His replacement was Jiang Zemin.

In his eulogy on Tuesday, Xi made only an oblique reference to the Tiananmen massacre –“rough waters” navigated by Jiang, who triumphed through“upholding the rule of socialism while persisting in opening up and economic reform,” he said.

Not un-coincidentally, Xi repeated the People's Daily demand that Party members“rally” around his government and“strive in unity to build a modern socialist country.”

Presumably, Xi had no need to worry about dissent, at least on Tuesday. He was surrounded by like-minded associates.

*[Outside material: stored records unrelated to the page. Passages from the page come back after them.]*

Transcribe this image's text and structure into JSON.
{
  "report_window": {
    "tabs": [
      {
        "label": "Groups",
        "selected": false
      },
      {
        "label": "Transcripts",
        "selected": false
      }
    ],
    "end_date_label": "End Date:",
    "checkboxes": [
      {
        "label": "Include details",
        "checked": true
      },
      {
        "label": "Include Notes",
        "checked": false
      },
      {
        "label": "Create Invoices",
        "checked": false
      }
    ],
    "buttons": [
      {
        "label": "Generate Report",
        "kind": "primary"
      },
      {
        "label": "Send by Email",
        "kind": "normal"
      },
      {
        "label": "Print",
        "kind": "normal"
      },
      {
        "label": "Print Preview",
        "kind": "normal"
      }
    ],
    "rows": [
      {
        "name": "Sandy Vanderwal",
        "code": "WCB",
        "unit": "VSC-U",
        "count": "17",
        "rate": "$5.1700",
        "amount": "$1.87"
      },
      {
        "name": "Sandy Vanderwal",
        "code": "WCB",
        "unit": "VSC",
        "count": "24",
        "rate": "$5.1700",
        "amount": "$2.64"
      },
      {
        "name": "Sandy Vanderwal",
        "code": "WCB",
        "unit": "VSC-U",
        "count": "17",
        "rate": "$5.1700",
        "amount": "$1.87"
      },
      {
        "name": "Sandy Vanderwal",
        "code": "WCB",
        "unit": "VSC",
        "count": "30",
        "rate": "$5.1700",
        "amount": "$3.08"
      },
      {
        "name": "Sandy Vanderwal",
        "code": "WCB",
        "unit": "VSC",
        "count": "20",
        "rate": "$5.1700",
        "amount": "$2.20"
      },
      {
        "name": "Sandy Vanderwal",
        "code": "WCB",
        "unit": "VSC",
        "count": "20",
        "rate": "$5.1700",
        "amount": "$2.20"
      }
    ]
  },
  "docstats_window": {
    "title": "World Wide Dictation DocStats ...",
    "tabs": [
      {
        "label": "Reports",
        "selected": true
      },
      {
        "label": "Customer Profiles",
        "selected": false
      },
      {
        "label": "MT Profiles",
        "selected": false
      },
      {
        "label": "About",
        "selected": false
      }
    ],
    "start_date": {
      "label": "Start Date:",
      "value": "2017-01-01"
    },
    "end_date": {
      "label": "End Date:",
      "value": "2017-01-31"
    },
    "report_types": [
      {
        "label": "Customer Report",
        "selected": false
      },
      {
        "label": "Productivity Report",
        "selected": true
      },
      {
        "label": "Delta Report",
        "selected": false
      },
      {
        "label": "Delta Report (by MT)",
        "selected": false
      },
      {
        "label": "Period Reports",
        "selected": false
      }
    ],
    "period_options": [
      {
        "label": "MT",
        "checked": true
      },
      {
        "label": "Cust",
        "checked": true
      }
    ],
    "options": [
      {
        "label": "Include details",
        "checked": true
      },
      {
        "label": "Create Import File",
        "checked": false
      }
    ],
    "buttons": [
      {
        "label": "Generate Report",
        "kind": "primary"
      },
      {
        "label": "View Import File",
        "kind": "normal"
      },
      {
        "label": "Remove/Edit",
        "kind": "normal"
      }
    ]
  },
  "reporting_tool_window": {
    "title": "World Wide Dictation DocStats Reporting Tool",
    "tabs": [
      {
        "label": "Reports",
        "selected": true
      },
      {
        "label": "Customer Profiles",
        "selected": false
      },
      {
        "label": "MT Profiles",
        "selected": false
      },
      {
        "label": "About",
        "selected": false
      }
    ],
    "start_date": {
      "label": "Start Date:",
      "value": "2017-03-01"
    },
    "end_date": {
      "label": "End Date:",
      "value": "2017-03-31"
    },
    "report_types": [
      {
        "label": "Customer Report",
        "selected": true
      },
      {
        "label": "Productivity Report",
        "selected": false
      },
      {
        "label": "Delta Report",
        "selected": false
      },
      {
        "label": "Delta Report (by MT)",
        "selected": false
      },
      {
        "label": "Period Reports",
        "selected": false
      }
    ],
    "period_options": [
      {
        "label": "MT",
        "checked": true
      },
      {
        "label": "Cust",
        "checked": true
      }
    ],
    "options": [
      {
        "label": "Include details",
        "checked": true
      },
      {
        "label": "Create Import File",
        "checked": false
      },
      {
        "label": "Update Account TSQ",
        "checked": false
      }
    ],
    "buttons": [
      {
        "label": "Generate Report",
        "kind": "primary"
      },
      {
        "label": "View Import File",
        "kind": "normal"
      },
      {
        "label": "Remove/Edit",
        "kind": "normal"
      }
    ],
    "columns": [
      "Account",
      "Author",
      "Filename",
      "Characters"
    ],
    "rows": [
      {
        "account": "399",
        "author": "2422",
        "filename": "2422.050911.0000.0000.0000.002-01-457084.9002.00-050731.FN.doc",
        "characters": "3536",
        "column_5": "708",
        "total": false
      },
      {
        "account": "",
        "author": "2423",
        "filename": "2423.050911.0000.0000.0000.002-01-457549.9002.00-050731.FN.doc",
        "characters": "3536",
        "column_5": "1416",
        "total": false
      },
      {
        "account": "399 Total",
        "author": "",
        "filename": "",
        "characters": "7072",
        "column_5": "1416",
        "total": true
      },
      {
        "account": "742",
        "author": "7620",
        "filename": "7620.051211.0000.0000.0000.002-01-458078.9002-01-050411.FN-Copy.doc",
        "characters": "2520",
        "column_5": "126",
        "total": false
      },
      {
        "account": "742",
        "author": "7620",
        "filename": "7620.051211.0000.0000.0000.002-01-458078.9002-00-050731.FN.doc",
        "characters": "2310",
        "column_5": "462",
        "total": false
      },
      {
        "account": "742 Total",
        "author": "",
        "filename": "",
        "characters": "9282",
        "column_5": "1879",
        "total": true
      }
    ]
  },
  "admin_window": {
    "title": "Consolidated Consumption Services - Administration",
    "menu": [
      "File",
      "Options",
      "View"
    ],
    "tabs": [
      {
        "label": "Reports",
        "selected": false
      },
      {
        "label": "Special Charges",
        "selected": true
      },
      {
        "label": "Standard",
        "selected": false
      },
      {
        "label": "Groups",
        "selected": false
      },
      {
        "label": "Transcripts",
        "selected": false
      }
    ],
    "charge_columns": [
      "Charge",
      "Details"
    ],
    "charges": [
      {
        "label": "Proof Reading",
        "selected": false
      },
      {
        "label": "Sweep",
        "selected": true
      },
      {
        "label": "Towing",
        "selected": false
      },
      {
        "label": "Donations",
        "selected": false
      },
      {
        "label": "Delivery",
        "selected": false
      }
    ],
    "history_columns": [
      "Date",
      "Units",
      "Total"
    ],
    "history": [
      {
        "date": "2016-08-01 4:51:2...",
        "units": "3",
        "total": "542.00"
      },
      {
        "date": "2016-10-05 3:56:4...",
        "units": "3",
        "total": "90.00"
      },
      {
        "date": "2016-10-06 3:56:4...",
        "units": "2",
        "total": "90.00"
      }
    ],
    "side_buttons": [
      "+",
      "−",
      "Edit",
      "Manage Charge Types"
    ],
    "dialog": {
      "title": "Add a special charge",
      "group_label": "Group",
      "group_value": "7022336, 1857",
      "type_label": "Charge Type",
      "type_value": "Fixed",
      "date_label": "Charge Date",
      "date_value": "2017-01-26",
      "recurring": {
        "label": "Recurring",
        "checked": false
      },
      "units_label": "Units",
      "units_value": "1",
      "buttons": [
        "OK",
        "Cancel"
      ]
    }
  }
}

One possible critic, ex-Party leader Hu Jintao, was not invited to the funeral, though he attended a closed viewing of Jiang's corpse the day before. He already had been humiliated in October – on TV – when he was unceremoniously evicted from the 20th National Congress of the Communist Party of China.

Covid policies

Attention will likely now turn to what to do about a looming growth in Covid cases. In the middle of the Party Congress, mass quarantines were declared out of fashion. Several cities immediately ended restrictions on movements.

China now faces several problems within a population that is both insufficiently vaccinated and where natural immunity is low.

Some official missteps make a massive outbreak likely, experts say. Zero-Covid encouraged even vulnerable elderly or unhealthy citizens to forgo vaccines or boosters. The Chinese government, dedicated to the unproven efficacy of lockdowns, also curbed vaccination campaigns in favor of testing and mass isolations.

While quarantine camps and testing booths are numerous, critical-care facilities are in short supply. Government drug manufacturers failed to produce booster shots that could curb outbreaks of fast-mutating Covid variants. Initial vaccination rates of the elderly were high, but only 40% of Chinese over the age of 80 have received a booster dose.

Moreover, China's homegrown vaccines are less effective than foreign counterparts, according to doctors in Hong Kong.

In any event, China's government had also stopped major vaccine and booster campaigns about eight months ago. Herd immunity, in which people who have caught the disease and recovered are immune for a period, is also lagging.

“China's policy created a feedback loop: Suppression of the virus reduced the impetus for the elderly to get vaccinated, which kept the immunity low, further necessitating the no-tolerance approach,” wrote Yanzhou Huang, director of the Center for Global Health Studies at Seton Hall University in the US state of New Jersey.

China keeps many data secret, so the population has often been left in the dark over the dangers of an infection surge. The government's reluctance to provide data detailing the efficacy and possible side effects of its vaccines created an information vacuum in which unfounded worries could flourish.

There is yet no national plan for suppressing new infections. In cities that have lifted restrictions, people who become ill have been advised just to stay home.

It also appears that no one was willing to warn of a potential Covid surge before the Party Congress – and especially not to suggest that zero-Covid might have been a policy mistake. Xi has not admitted to any errors in his 10 years in power.